Taking time to monitor your customer complaints regularly is vital to ensure you don’t miss one. 

4. Follow up to Verify You’ve Solved Their Problem with a Suitable Solution

When you’ve found the cause of a customer complaint, identified an appropriate solution, and proposed it to them, don’t forget about follow-ups. It can be challenging for customers to let go, so make sure they feel heard by following up on your proposal to see if their problem has been addressed or not.

Customers appreciate businesses that care about their experience and their overall satisfaction. 

You can then follow up with customers by: 

  • Asking them if there’s anything else you can do to help them.
  • Simply asking if the solution worked out for them. 

5. Record the Complaint and Analyze Patterns

When you receive a complaint, it’s crucial to record the type of complaint and whom it came from. 

The complaint could come from: 

  • A regular customer 
  • A one-off customer
  • A high-value customer 

If you receive multiple complaints about the same issue from a similar customer point, you can identify trends in your operations!

It’s essential to identify high-volume complaints as these can point to dominant issues throughout your business. 

Identifying repeated complaints and taking steps to address the root cause will make it easier to prevent future complaints! 

Here’s How You Can Support Your Employees to Handle Customer Complaints Properly? 

Business managers should provide employees with the proper training to help them resolve customer complaints promptly.

Clear guidance and policies will help ensure that each customer complaint gets a standardized level of attention from staff members while those complaints are appropriately recorded.

Create a Clear Written Complaint Handling Document

Writing a guide to handling customer complaints professionally and effectively is a good idea. This document should be comprehensive, so employees know how to deal with different situations as they come up, both on the job training-wise and in a pinch when no one else is around for guidance.

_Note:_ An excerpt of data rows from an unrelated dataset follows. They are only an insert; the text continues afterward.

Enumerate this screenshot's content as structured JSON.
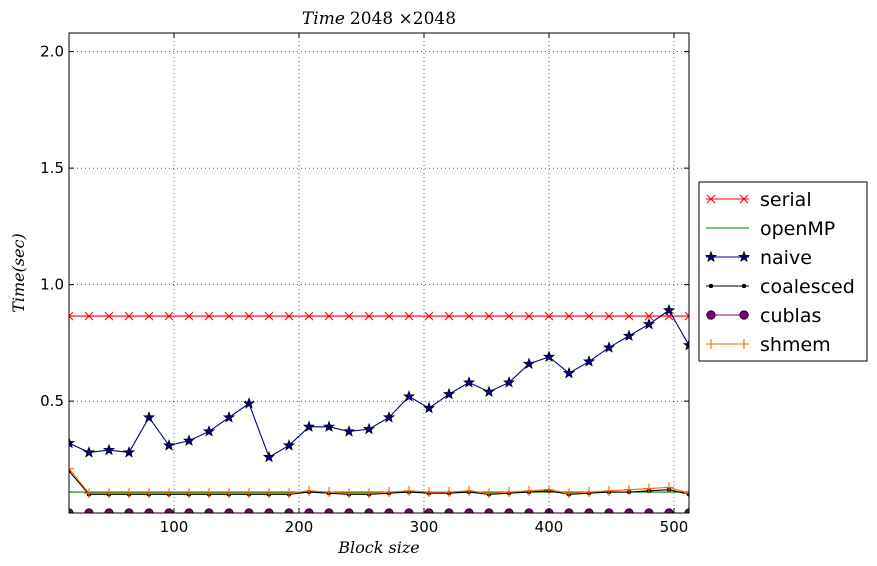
{
  "chart_data": {
    "type": "line",
    "title_italic": "Time",
    "title_rest": "2048 ×2048",
    "xlabel": "Block size",
    "ylabel": "Time(sec)",
    "xlim": [
      16,
      512
    ],
    "ylim": [
      0.02,
      2.08
    ],
    "xticks": [
      100,
      200,
      300,
      400,
      500
    ],
    "yticks": [
      0.5,
      1.0,
      1.5,
      2.0
    ],
    "ytick_labels": [
      "0.5",
      "1.0",
      "1.5",
      "2.0"
    ],
    "grid": true,
    "legend_position": "outside-right",
    "x": [
      16,
      32,
      48,
      64,
      80,
      96,
      112,
      128,
      144,
      160,
      176,
      192,
      208,
      224,
      240,
      256,
      272,
      288,
      304,
      320,
      336,
      352,
      368,
      384,
      400,
      416,
      432,
      448,
      464,
      480,
      496,
      512
    ],
    "series": [
      {
        "name": "serial",
        "color": "#ff0000",
        "marker": "x",
        "values": [
          0.865,
          0.865,
          0.865,
          0.865,
          0.865,
          0.865,
          0.865,
          0.865,
          0.865,
          0.865,
          0.865,
          0.865,
          0.865,
          0.865,
          0.865,
          0.865,
          0.865,
          0.865,
          0.865,
          0.865,
          0.865,
          0.865,
          0.865,
          0.865,
          0.865,
          0.865,
          0.865,
          0.865,
          0.865,
          0.865,
          0.865,
          0.865
        ]
      },
      {
        "name": "openMP",
        "color": "#008000",
        "marker": "none",
        "values": [
          0.11,
          0.11,
          0.11,
          0.11,
          0.11,
          0.11,
          0.11,
          0.11,
          0.11,
          0.11,
          0.11,
          0.11,
          0.11,
          0.11,
          0.11,
          0.11,
          0.11,
          0.11,
          0.11,
          0.11,
          0.11,
          0.11,
          0.11,
          0.11,
          0.11,
          0.11,
          0.11,
          0.11,
          0.11,
          0.11,
          0.11,
          0.11
        ]
      },
      {
        "name": "naive",
        "color": "#000080",
        "marker": "star",
        "values": [
          0.32,
          0.28,
          0.29,
          0.28,
          0.43,
          0.31,
          0.33,
          0.37,
          0.43,
          0.49,
          0.26,
          0.31,
          0.39,
          0.39,
          0.37,
          0.38,
          0.43,
          0.52,
          0.47,
          0.53,
          0.58,
          0.54,
          0.58,
          0.66,
          0.69,
          0.62,
          0.67,
          0.73,
          0.78,
          0.83,
          0.89,
          0.74
        ]
      },
      {
        "name": "coalesced",
        "color": "#000000",
        "marker": "dot",
        "values": [
          0.2,
          0.1,
          0.1,
          0.1,
          0.1,
          0.1,
          0.1,
          0.1,
          0.1,
          0.1,
          0.1,
          0.1,
          0.11,
          0.105,
          0.1,
          0.1,
          0.105,
          0.11,
          0.105,
          0.105,
          0.11,
          0.1,
          0.105,
          0.11,
          0.115,
          0.1,
          0.105,
          0.11,
          0.11,
          0.115,
          0.12,
          0.1
        ]
      },
      {
        "name": "cublas",
        "color": "#800080",
        "marker": "circle",
        "values": [
          0.02,
          0.02,
          0.02,
          0.02,
          0.02,
          0.02,
          0.02,
          0.02,
          0.02,
          0.02,
          0.02,
          0.02,
          0.02,
          0.02,
          0.02,
          0.02,
          0.02,
          0.02,
          0.02,
          0.02,
          0.02,
          0.02,
          0.02,
          0.02,
          0.02,
          0.02,
          0.02,
          0.02,
          0.02,
          0.02,
          0.02,
          0.02
        ]
      },
      {
        "name": "shmem",
        "color": "#ff6600",
        "marker": "plus",
        "values": [
          0.21,
          0.105,
          0.105,
          0.105,
          0.105,
          0.105,
          0.105,
          0.105,
          0.105,
          0.105,
          0.105,
          0.105,
          0.115,
          0.11,
          0.105,
          0.105,
          0.11,
          0.115,
          0.11,
          0.11,
          0.115,
          0.105,
          0.11,
          0.115,
          0.12,
          0.105,
          0.11,
          0.115,
          0.12,
          0.125,
          0.13,
          0.105
        ]
      }
    ]
  }
}
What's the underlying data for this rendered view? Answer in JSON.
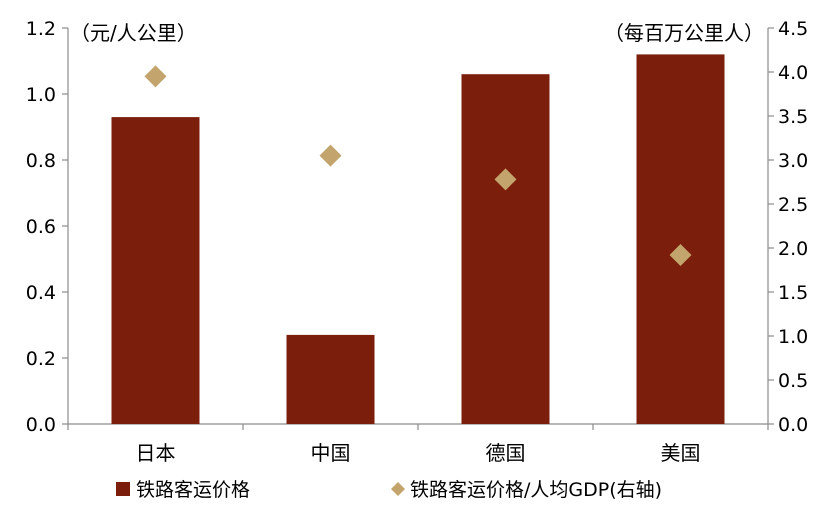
{
  "chart_data": {
    "type": "bar",
    "categories": [
      "日本",
      "中国",
      "德国",
      "美国"
    ],
    "series": [
      {
        "name": "铁路客运价格",
        "kind": "bar",
        "axis": "left",
        "color": "#7B1E0B",
        "values": [
          0.93,
          0.27,
          1.06,
          1.12
        ]
      },
      {
        "name": "铁路客运价格/人均GDP(右轴)",
        "kind": "scatter",
        "marker": "diamond",
        "axis": "right",
        "color": "#C2A46C",
        "values": [
          3.95,
          3.05,
          2.78,
          1.92
        ]
      }
    ],
    "y_left": {
      "unit_label": "（元/人公里）",
      "range": [
        0,
        1.2
      ],
      "ticks": [
        "0.0",
        "0.2",
        "0.4",
        "0.6",
        "0.8",
        "1.0",
        "1.2"
      ]
    },
    "y_right": {
      "unit_label": "（每百万公里人）",
      "range": [
        0,
        4.5
      ],
      "ticks": [
        "0.0",
        "0.5",
        "1.0",
        "1.5",
        "2.0",
        "2.5",
        "3.0",
        "3.5",
        "4.0",
        "4.5"
      ]
    },
    "grid": false,
    "legend_position": "bottom"
  }
}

As we mentioned earlier, if you’re consistently collecting feedback, you should be familiar with common customer complaints and have a specific way for your employees to handle them. That way, employees will understand what’s expected of them as complaints arise. 

Try to guide how they should react, escalate the complaint, and provide possible solutions.  

To avoid complaints, make sure your complaint handling document is easily accessible to all staff members. After reading the document, you should feel confident in making judgment calls and tackling different situations independently.

Give Your Staff Resources to Resolve Complaints

If you want to make your employees feel confident in handling complaints, consider providing interactive training sessions. For example, you could include role-playing situations where we show them the potential set of customer problems that can occur and force trainees to come up with solutions on their own.

Re-evaluate How Your Business Handles Complaints Routinely

Handling customers’ complaints can be one of the more challenging aspects of working in a customer-facing role. It’s essential for employees to feel well-equipped when handling these cases, so managers must check on their staff quarterly and provide high-quality training sessions.

Final Thoughts On Customer Complaints

Complaints are inevitable when running any business. However, complaints can be the source to provide helpful information about where improvements need to be made. This will ultimately benefit customers!

Is customer support is a big part of your businesses’ marketing? Absolutely! It tells a story of how your business values your customer’s sentiment. Take it seriously!

It is vital to make an effort to work on the issues that customers complain about. In addition, you need to proactively improve how your business deals with negative feedback. You might want to try implementing a few of our suggestions for handling complaints. And see if you can retain more loyal customers.